ご用心!Alteryx DesignerでJOINしても、データ件数が減らないというかむしろ増える件

お盆過ぎましたが、まだまだ暑いですね。少し涼しくなる話をしましょうか。
2020.08.19

Alteryx Designerの定番ツールの一つにJOIN(結合)ツールがあります。 このツールはSQL文のJOIN句と同じ、2つのデータを特定のフィールドをキーにして横に結合するものです。

本エントリでは、このJOINツールを使う際の注意点をご紹介します。

症状

JOINツールでデータ結合をしても、結合前のデータ件数と比較して件数が減らない

下図の様に、それぞれ3件(3レコード)のデータを持つテーブルを結合する例を考えます。指定した結合キー(ID1とID2)のフィールド値が同じ者同士は結合され、そうでないものはそれぞれLEFT/RIGHT OUTER値としてJOINツールのOutputに出力されます。

この考え方でいくと、それぞれの入力テーブルの結合キーにおけるフィールド値が同じものが含まれていれば、その分だけ出力の件数(レコード数)は減り、全くフィールド値が一致しない最悪のパターンでも、2つの入力テーブルのレコード数の合計値は超えない筈です。

ところが、JOINしたにも関わらず入力テーブルのレコード数合計と同じか、むしろJOIN後のレコード数が多いという状況が発生することがあります。

原因

JOINのキーに設定しているフィールドに重複データが存在する

実はJOINの処理において結合キーのフィールド値がそれぞれに同じ値が含まれる場合は直積、つまり総当たりで組み合わせを実施した結果を出力する振る舞いになります。
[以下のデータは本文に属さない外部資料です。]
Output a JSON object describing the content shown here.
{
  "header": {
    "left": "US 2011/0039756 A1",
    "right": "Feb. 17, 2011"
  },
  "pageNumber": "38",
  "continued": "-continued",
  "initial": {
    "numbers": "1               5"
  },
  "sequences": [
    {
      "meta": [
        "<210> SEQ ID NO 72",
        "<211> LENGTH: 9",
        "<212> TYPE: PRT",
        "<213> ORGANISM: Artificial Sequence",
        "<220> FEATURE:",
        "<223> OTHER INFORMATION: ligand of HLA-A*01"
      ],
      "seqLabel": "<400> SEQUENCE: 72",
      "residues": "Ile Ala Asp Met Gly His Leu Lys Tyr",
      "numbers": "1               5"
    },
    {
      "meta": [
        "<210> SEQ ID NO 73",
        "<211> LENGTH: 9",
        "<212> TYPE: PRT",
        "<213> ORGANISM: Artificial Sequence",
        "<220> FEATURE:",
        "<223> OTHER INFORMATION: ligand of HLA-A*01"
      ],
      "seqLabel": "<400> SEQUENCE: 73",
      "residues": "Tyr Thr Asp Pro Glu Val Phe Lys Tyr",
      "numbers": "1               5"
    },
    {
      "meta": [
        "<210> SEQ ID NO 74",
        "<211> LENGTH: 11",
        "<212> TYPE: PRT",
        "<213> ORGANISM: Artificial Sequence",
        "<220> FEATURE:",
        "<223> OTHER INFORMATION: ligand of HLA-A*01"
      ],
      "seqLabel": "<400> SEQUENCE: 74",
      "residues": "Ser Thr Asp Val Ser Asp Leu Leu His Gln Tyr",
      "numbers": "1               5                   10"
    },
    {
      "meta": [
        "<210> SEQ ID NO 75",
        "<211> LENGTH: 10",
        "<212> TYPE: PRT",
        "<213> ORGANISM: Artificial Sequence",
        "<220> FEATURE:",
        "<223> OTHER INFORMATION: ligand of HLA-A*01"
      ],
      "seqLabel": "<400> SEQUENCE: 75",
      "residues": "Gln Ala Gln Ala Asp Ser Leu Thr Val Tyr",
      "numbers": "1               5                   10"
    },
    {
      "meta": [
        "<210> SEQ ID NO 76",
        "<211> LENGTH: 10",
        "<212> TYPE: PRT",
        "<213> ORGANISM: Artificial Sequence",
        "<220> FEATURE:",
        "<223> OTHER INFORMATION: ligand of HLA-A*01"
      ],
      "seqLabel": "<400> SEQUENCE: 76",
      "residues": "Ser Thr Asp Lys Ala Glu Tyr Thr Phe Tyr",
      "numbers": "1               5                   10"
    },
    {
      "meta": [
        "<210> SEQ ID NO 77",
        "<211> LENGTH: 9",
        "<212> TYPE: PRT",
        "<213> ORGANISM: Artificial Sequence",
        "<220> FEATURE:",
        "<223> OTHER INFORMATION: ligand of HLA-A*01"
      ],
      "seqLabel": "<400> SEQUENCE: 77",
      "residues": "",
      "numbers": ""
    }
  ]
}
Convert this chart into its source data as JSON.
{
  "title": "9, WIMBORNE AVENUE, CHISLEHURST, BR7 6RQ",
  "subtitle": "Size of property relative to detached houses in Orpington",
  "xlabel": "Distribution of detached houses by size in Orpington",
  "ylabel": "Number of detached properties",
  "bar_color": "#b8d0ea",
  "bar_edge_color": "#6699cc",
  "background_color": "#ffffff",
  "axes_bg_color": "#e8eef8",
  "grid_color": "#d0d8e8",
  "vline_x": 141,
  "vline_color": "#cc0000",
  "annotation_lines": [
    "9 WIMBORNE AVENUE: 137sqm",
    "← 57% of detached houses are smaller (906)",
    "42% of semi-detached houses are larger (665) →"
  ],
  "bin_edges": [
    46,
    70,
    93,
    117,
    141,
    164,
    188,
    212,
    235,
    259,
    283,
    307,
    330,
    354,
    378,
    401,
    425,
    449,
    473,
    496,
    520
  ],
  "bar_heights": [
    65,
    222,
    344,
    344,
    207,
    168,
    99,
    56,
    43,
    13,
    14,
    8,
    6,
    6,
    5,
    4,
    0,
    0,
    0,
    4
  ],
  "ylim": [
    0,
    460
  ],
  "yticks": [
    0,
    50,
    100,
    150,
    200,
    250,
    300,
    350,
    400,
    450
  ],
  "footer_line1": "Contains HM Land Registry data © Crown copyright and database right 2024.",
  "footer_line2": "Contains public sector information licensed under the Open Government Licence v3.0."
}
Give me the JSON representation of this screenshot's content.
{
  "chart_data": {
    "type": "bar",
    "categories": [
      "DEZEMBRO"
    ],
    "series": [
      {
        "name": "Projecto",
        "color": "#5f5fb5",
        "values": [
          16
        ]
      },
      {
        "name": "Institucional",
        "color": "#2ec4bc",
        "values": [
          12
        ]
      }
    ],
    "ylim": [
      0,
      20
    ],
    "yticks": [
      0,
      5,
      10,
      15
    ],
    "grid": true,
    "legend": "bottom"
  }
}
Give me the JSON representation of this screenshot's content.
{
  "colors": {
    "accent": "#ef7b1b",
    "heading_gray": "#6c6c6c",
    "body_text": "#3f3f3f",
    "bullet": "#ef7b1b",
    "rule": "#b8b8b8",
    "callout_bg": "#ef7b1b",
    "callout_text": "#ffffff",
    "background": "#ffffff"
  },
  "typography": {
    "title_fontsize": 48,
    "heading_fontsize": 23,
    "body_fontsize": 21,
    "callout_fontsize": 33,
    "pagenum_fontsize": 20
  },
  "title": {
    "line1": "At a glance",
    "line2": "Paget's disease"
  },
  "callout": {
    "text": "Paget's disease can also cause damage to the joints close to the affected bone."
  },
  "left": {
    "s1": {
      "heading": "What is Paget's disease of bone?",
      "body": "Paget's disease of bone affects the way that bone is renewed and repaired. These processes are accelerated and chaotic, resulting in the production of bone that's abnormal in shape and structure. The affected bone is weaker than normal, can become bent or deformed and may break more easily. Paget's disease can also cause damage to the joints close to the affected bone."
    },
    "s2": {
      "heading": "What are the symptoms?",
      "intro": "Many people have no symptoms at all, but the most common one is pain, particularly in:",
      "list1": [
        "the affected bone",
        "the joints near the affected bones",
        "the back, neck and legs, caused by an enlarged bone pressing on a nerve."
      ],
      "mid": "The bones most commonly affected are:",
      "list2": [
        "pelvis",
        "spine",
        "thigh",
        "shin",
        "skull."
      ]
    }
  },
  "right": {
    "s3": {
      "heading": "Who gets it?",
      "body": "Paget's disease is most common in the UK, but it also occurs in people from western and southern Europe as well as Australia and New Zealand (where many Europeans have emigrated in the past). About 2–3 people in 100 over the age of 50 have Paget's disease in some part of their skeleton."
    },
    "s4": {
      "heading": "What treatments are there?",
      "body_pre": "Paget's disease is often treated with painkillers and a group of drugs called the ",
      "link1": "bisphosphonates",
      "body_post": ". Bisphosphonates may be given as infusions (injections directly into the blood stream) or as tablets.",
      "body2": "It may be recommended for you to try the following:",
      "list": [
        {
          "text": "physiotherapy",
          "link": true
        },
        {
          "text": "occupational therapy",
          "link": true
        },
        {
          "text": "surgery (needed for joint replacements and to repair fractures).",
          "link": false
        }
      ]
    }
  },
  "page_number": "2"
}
下の例では、それぞれのテーブルの結合キーに同じ値"2"が2件ずつ格納されています。この場合は2件×2件の4件のレコードが出力されることになります。元のテーブルのレコード数は合計6件ですが、JOINツールを使った後の出力の合計も6件。JOINしたにも関わらずレコード数が減っていません。

対策

JOINのキーに設定しているフィールドのデータを確認する

JOINの対象となるデータにBROWSE(閲覧)ツールを繋いでフローを実施し、データ分布が想定通りか(フィールド値に重複がないか)を確認してください。 下図の例ではBROWSEツールで表示されるデータプロファイリングチャートにて、ID1には「2, 2」と示されています。これはID1フィールド内に"2"という値が2件含まれている事を表しています。また、Firstは「全ての値はユニーク」として重複がないことを示しています。

BROWSEツールで参照できる内容については、下記エントリでもう少し詳しい説明があります。

Alteryx 2020.2 新機能:閲覧ツールでのデータプロファイリングをもっと便利にする5つのアップデートが登場!

BROWSEツールにて想定していなかった重複データが見つかり、これをJOIN前に削除したい場合は、UNIQUE(ユニーク)ツールの使用を検討してください。